1st rule of SARs: You do not talk about SARs. 2nd rule of SARs: You do NOT talk about SARs.


SARs Rules

#1 Do not talk about SARs

#2 Do NOT talk about SARs

 

It may seem odd but the Suspicious Activity Report (SAR) confidentiality  rules are almost identical to the Fight Club rules.

While there are confidentiality exemptions for sharing information within a financial services institution or with law enforcement, there remains a hard and fast line prohibiting disclosures of SARs in response to private litigation.

 

SAR Rules

 

SAR Confidentiality

FinCEN issued guidance in March 2012 titled SAR Confidentiality Reminder for Internal and External Counsel of Financial Institutions. A couple of key quotes are listed below:

“FinCEN is concerned that an increasing number of private parties, who are not authorized to know of the existence of filed SARs, are seeking SARs from financial institutions for use in civil litigation and other matters.”

“This obligation {maintaining SAR confidentiality} applies not only to the SAR itself, but also to information that would reveal the existence (or non-existence) of the SAR.”

“{SAR disclosure} Violations may be enforced through civil penalties of up to $100,000 for each violation and criminal penalties of up to $250,000 and/or imprisonment not to exceed five years.”

Catch 22

The SAR confidentiality rule results in a weird, Catch-22 world during civil litigation. FinCEN advises financial institutions not to admit or deny the existence of a SAR. The disclosure bar remains even “if the discovery is necessary to raise an affirmative defense.”1 During discovery in civil litigation, underlying documents related to the SAR may be disclosed, but the SAR itself cannot be.2

So what is an Anti Money Laundering Compliance Officer to say when they are on the stand during a civil lawsuit? The AMLCO could say red flags were noticed and investigated but she would have to dance around the issue of whether a SAR was or was not filed. The AMLCO could refer to account documents but could not cite emails discussing  the wording of a SAR. Such a witness is placed in an extremely difficult position of being required to answer questions under oath while not violating SAR confidentiality laws. Also, what instructions do judges provide juries when a witness can’t answer a question due to SAR confidentiality?

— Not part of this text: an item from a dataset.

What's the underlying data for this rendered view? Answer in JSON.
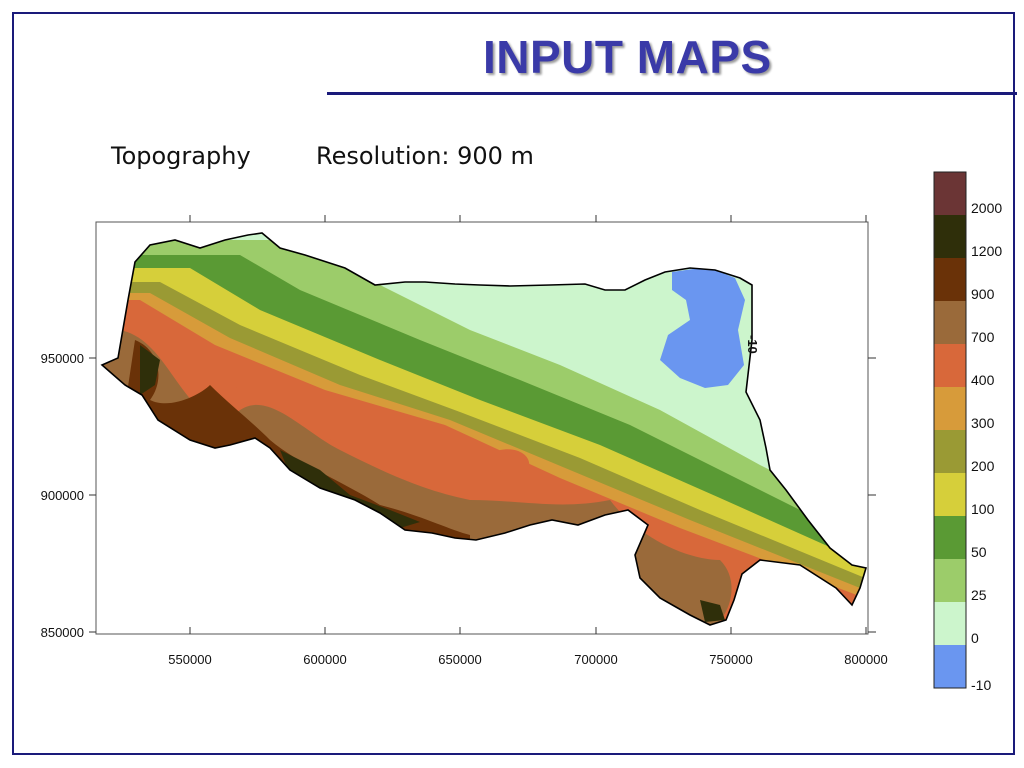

The confidentiality requirement leaves a lot to the imagination of a jury.  Perhaps the bank did an excellent job investigating the red flag, filed a SAR and helped shut down an international cyber-crime conglomerate.  The jury may never hear it. On the other hand, maybe the bank looked the other way in order to generate fees. But since the bank can’t disclose that a SAR was not filed, there’s no way to know for sure.